De plus, dénonce l’organisme de protection des cours d’eau, la centrale et le barrage de Sainte-Brigitte-des-Saults, comme plusieurs autres, ne sont pas non plus soumis à la Politique des débits réservés écologiques pour la protection du poisson et de ses habitats, adoptée en 1999, afin de prévenir et de minimiser les impacts négatifs associés à l’exploitation des centrales hydroélectriques.
«Devant l’ampleur du désastre écologique, la Fondation Rivières demande au ministre David Heurtel d’appliquer l’article 115.10 (par. 1 et 2) 1 de la Loi sur la qualité de l’environnement qui lui permet de suspendre le certificat d’autorisation, le temps que le ministère détermine le débit qui répond aux recommandations de la Commission Doyon et aux exigences de cette Politique», réclame Alain Saladzius au nom de son organisme.
Celui-ci ajoute d’ailleurs une autre pièce majeure au dossier en mettant en perspective le fait que ces révélations surviennent au moment où le contrat d’achat de l’électricité par Hydro-Québec est en voie d’être renouvelé pour une durée de 20 ans, sans que les conditions environnementales pour exploiter la centrale n’aient été revues par Québec.

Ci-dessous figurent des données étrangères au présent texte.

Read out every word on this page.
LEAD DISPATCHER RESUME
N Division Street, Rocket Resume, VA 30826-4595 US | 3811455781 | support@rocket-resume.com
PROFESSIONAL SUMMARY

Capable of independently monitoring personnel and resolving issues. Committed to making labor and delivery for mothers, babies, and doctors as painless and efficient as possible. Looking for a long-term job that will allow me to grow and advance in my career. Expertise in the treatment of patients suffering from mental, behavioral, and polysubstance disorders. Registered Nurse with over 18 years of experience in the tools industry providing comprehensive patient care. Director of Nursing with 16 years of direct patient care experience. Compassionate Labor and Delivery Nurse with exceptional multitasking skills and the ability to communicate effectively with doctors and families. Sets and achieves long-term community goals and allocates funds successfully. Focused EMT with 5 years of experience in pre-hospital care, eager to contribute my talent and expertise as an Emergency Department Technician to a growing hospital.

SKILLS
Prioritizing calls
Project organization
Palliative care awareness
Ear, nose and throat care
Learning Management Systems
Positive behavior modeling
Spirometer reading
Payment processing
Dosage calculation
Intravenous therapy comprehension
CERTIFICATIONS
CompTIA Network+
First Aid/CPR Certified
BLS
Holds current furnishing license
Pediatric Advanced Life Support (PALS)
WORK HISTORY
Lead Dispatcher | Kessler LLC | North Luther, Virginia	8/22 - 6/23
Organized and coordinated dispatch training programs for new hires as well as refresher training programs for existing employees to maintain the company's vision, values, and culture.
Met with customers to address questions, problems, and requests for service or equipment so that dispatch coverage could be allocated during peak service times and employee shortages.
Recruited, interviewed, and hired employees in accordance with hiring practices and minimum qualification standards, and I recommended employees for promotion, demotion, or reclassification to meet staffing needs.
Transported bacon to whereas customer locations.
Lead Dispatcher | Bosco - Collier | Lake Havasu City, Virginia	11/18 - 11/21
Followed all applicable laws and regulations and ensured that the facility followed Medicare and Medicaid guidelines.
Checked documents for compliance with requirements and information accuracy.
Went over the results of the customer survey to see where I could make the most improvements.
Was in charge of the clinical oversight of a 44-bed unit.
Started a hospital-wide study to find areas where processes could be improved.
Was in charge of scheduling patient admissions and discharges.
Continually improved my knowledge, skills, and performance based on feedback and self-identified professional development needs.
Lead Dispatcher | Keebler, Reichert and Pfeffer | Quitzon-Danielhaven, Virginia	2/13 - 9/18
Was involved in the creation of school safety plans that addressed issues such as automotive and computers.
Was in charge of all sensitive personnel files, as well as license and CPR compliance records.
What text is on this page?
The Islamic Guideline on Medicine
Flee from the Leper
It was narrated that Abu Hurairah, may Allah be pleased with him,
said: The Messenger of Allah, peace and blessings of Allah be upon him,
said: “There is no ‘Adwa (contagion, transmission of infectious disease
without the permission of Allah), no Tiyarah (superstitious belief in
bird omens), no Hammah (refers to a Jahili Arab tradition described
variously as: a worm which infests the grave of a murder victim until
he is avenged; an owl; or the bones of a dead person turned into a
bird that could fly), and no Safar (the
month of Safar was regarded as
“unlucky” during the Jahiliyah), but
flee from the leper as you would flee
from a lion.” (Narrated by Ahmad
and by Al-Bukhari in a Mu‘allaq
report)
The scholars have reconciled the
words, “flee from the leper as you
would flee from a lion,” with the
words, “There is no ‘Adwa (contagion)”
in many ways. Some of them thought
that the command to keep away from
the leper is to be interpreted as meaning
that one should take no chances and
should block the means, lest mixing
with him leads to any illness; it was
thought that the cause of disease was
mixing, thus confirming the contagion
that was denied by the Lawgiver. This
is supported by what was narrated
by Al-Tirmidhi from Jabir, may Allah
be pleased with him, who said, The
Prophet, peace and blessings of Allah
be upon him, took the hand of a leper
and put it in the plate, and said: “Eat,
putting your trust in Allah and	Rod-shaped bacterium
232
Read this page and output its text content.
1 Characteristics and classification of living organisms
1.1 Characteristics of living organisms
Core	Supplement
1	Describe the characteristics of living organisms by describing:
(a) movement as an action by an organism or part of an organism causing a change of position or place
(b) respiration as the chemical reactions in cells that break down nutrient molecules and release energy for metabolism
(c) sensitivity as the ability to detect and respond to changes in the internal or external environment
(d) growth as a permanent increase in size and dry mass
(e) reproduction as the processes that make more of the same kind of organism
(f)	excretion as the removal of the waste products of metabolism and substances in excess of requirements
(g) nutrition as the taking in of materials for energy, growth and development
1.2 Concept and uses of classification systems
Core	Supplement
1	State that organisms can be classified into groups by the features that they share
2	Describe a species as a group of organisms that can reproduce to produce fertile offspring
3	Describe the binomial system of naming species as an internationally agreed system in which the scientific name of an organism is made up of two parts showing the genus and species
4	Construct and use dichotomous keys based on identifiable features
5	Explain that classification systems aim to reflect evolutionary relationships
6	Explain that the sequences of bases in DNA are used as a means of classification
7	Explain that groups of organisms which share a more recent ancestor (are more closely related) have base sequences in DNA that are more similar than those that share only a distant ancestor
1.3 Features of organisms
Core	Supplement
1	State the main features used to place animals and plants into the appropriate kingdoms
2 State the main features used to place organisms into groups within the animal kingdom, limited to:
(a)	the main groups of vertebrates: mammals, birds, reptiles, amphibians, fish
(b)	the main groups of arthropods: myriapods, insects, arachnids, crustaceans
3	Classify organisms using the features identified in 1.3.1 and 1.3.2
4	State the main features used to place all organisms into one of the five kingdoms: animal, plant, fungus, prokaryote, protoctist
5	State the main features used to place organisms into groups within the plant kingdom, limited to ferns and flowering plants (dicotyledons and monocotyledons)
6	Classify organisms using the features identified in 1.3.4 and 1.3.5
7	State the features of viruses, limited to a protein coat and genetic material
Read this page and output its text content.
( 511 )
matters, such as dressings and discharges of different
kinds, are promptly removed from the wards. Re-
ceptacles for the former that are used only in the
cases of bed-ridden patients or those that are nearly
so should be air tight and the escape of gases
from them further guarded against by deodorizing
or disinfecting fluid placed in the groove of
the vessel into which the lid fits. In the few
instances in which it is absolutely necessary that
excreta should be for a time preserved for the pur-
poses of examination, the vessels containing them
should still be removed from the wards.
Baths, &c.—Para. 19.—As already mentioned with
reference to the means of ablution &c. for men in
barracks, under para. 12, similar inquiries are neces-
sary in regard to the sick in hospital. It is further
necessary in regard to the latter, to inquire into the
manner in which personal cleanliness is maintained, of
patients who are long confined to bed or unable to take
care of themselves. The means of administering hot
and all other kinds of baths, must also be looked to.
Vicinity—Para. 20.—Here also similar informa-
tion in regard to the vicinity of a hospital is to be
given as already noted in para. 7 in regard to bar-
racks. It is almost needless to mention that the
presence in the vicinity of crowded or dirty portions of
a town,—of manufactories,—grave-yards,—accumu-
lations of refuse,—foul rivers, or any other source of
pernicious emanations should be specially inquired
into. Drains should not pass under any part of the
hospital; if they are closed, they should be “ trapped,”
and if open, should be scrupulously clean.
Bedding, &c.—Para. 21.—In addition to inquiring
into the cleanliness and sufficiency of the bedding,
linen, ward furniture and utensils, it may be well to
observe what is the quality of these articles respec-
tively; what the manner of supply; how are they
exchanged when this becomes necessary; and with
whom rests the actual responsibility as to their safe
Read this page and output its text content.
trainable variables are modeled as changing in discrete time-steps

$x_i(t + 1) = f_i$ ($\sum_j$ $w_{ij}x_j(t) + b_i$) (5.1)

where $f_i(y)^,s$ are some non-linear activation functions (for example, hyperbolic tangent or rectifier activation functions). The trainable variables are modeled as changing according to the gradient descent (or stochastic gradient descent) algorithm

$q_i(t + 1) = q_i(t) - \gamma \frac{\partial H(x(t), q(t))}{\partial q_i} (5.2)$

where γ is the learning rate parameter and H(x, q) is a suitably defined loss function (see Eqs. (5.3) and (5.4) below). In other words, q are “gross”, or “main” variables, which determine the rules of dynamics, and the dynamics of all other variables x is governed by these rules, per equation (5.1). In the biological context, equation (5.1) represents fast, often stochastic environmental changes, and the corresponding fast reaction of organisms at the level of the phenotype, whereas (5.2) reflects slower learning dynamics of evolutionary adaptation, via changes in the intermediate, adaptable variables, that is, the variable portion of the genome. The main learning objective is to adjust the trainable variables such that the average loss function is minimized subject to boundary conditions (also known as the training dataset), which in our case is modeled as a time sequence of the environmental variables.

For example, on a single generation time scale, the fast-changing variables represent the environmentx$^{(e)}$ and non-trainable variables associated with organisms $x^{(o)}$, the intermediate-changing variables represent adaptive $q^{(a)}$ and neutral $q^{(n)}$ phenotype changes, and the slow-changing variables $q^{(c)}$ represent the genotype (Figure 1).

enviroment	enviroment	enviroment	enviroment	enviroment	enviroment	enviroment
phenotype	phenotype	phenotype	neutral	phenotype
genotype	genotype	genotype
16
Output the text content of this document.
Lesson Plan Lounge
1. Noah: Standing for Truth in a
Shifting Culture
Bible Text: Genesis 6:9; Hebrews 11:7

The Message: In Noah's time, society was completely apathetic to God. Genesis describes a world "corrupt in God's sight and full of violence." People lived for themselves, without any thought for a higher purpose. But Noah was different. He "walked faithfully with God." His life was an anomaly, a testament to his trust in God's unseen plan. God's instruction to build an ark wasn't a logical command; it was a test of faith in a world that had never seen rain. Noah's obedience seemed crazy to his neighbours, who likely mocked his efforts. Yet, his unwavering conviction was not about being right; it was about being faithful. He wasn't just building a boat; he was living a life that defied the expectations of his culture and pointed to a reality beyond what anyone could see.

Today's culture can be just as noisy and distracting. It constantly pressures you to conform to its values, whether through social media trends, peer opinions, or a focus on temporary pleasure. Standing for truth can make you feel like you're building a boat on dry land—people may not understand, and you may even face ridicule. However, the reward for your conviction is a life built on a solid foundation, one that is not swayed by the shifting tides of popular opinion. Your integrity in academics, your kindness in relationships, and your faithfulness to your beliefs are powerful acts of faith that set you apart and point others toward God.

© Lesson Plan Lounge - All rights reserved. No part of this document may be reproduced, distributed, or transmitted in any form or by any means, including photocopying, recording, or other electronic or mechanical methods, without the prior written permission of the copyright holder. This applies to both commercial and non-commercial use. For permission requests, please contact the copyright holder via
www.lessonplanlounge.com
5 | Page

«Avec la différence entre les coûts d’achat et les prix de vente actuels de cette électricité, la Fondation Rivières estime à 21 millions $ sur 20 ans, dont 911 000 $ pour 2014 seulement, les pertes que subirait Hydro-Québec pour cette seule petite centrale», fait part M. Saladzius au sujet de cet aspect du dossier déjà traité dans L’Express à la suite de recherches faites par la Fondation Rivières.